What a July….
I’m stuck sitting here just trying to come up with words to describe the roller coaster ride that was July 2004. Really stuck. What a month.
The month starts off well enough, work’s starting to pick up after a slow start to the summer, and then my laptop dies. The screen turns grey and that’s the end of it. Fortunately I bought AppleCare (Apple’s extended warranty) and so I place the call.
“The screen is dead.”
“OK sir, please reboot.”
“OK, it’s rebooted.”
“Good, now what do you see?”
“Nothing, the screen is dead.”
Repeat with subtle variations for half an hour.
“Well sir, it sounds like your screen is dead.”
*sigh*
There are a thousand stories like this on the web, now I’m one of them. So off it goes to Apple Canada with a note that this is my main machine, please rush, can’t work without it, etc. I call all my clients and explain that I’m down for a week or so, hang in there, I’ll be back up soon, Apple said I should have it back in a week.
I take the opportunity to drag in Pete, Tina and Stephen and we stucco the front of the house. The time is not wasted the house looks great!
While we stucco Gator suddenly gets very sick, he can’t keep anything down, he’s shivering convulsively. Off to the vet he goes. Gator has swallowed a stone. It is lodged in the juncture where his large and small intestines meet. They cut Gator open and remove the stone. With all the diagnostic x-rays and such it’s a $1200 procedure.
While all this is going we learn that Joanne’s grandmother, her last surviving grandparent, has been admitted to hospital with pneumonia, she is 94 and she is not expected to live through the night. She does, she’s a fighter to the end but passes away early the next morning. We take the dogs to my parents and head off to Burlington for the funeral.
We return and I still don’t have a computer, “Maybe early next week.” They said that last week to so I decide that I’m going to need to buy a new computer. My clients have been very patient but it’s been three weeks of no work and that’s three weeks of no billing. I buy a new computer that I really can’t afford. Of course I get my laptop back three days later.
During the no-computer hiatus I get an email from the editor of MocoLoco saying that they’d like to show our house on their site, could I please send pictures? I really like MocoLoco, I read it everyday, I’m thrilled and send off pictures.
A couple of days after the MocoLoco posting I’m reading WorldChanging another site I like and a group of people that I really respect, and I start yelling, “Joanne! Worldchanging! Linked! Worldchanging!” I could play it cool, but I’m just way too excited, first MocoLoco and then Worldchanging, I am chuffed.

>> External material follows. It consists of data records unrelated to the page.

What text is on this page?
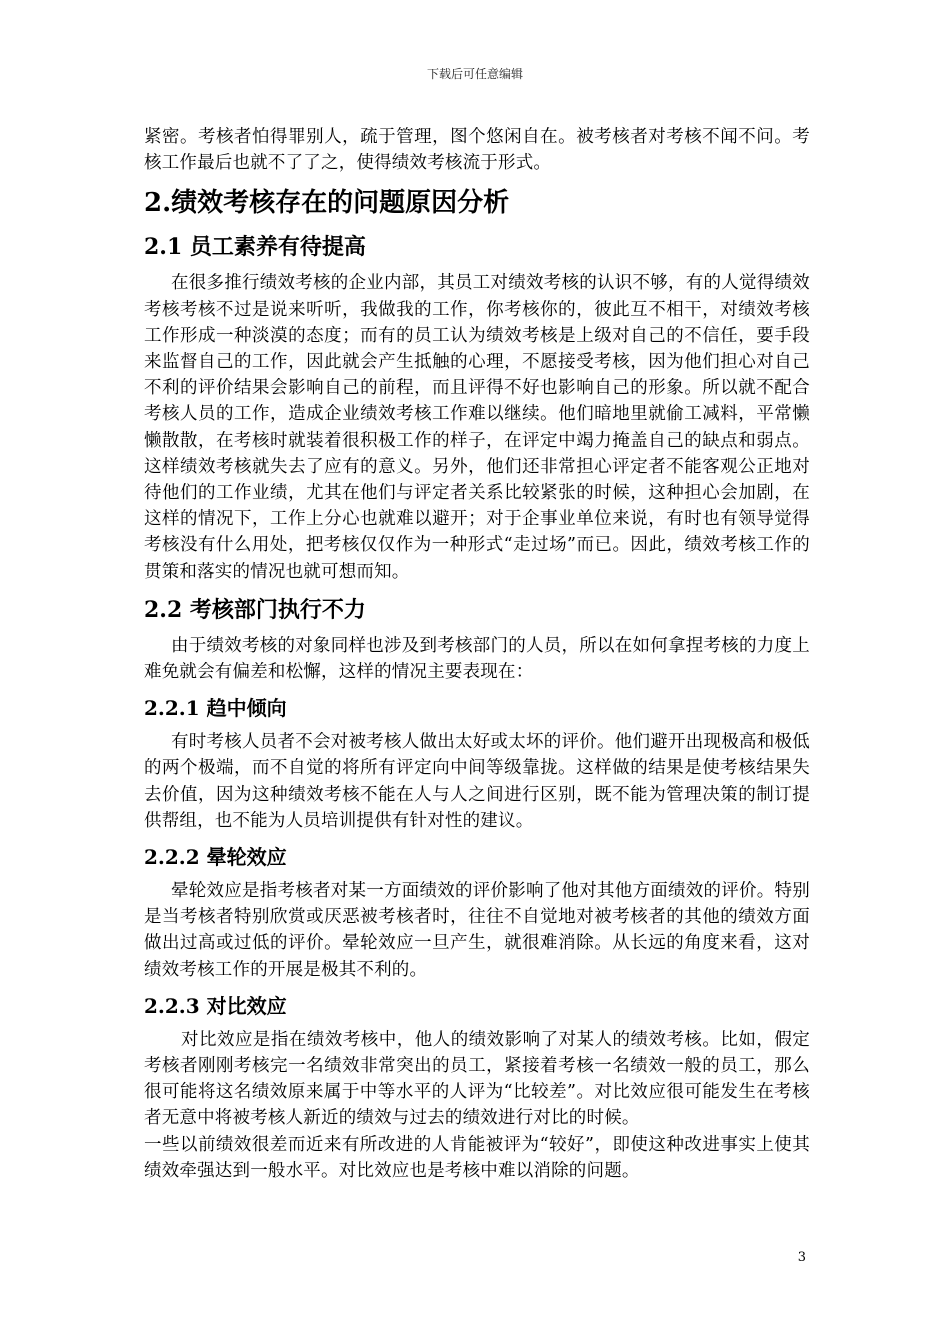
下载后可任意编辑

紧密。考核者怕得罪别人，疏于管理，图个悠闲自在。被考核者对考核不闻不问。考核工作最后也就不了了之，使得绩效考核流于形式。

2.绩效考核存在的问题原因分析
2.1 员工素养有待提高

在很多推行绩效考核的企业内部，其员工对绩效考核的认识不够，有的人觉得绩效考核考核不过是说来听听，我做我的工作，你考核你的，彼此互不相干，对绩效考核工作形成一种淡漠的态度；而有的员工认为绩效考核是上级对自己的不信任，要手段来监督自己的工作，因此就会产生抵触的心理，不愿接受考核，因为他们担心对自己不利的评价结果会影响自己的前程，而且评得不好也影响自己的形象。所以就不配合考核人员的工作，造成企业绩效考核工作难以继续。他们暗地里就偷工减料，平常懒懒散散，在考核时就装着很积极工作的样子，在评定中竭力掩盖自己的缺点和弱点。这样绩效考核就失去了应有的意义。另外，他们还非常担心评定者不能客观公正地对待他们的工作业绩，尤其在他们与评定者关系比较紧张的时候，这种担心会加剧，在这样的情况下，工作上分心也就难以避开；对于企事业单位来说，有时也有领导觉得考核没有什么用处，把考核仅仅作为一种形式“走过场”而已。因此，绩效考核工作的贯策和落实的情况也就可想而知。

2.2 考核部门执行不力

由于绩效考核的对象同样也涉及到考核部门的人员，所以在如何拿捏考核的力度上难免就会有偏差和松懈，这样的情况主要表现在：

2.2.1 趋中倾向

有时考核人员者不会对被考核人做出太好或太坏的评价。他们避开出现极高和极低的两个极端，而不自觉的将所有评定向中间等级靠拢。这样做的结果是使考核结果失去价值，因为这种绩效考核不能在人与人之间进行区别，既不能为管理决策的制订提供帮组，也不能为人员培训提供有针对性的建议。

2.2.2 晕轮效应

晕轮效应是指考核者对某一方面绩效的评价影响了他对其他方面绩效的评价。特别是当考核者特别欣赏或厌恶被考核者时，往往不自觉地对被考核者的其他的绩效方面做出过高或过低的评价。晕轮效应一旦产生，就很难消除。从长远的角度来看，这对绩效考核工作的开展是极其不利的。

2.2.3 对比效应

对比效应是指在绩效考核中，他人的绩效影响了对某人的绩效考核。比如，假定考核者刚刚考核完一名绩效非常突出的员工，紧接着考核一名绩效一般的员工，那么很可能将这名绩效原来属于中等水平的人评为“比较差”。对比效应很可能发生在考核者无意中将被考核人新近的绩效与过去的绩效进行对比的时候。

一些以前绩效很差而近来有所改进的人肯能被评为“较好”，即使这种改进事实上使其绩效牵强达到一般水平。对比效应也是考核中难以消除的问题。

3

By late July the site has long since passed the most vistors that we’ve ever received in a month and I’m reading the stats every night wondering how high it will go. The house is starting to get mentioned on a whole variety of sites. On July 28th we get picked as a Hot Site of the Day by USA Today’s online edition. All told almost 19,000 people visit the site in July, and we serve over 64,000 pages. That means that a fair number of people that visit the site stick around and read more than just the home page.
While all this is going on Gil learns to sit up, crawl and then stand up on his own (while hanging on to something). Suddenly we have to pay very very close attention to him, because man, he can move FAST when he wants too. The dogs seem slightly alarmed that the noisy little attention hog is suddenly mobile. The safety plugs go into the outlets, the floor lamps get moved away, and the glass end-tables and coffee-table in the living room are packed for temporary storage.
Then, on the 30th of July, Gator starts throwing up again. He starts shivering and quivering. I take him into the vet, he’s x-rayed and there doesn’t seem to be anything inside him, we figure he’s just really sick, they advise me to give him some Pepto-Bismol and bring him in the next day if he throws up again. He pukes several times during the night. Back to the vet. This time they do a barium series: they feed him barium and then x-ray him to see how it moves through his system. There’s a blockage, same place as the last one. It’s the 31st of July, the date of the annual Hunter family picnic, I’ve spent most of my day at the vet clinic, talking to the vet on the phone or waiting for her to call, I walk onto my parents back-deck three hours late and announce, “They’re cutting him open again.”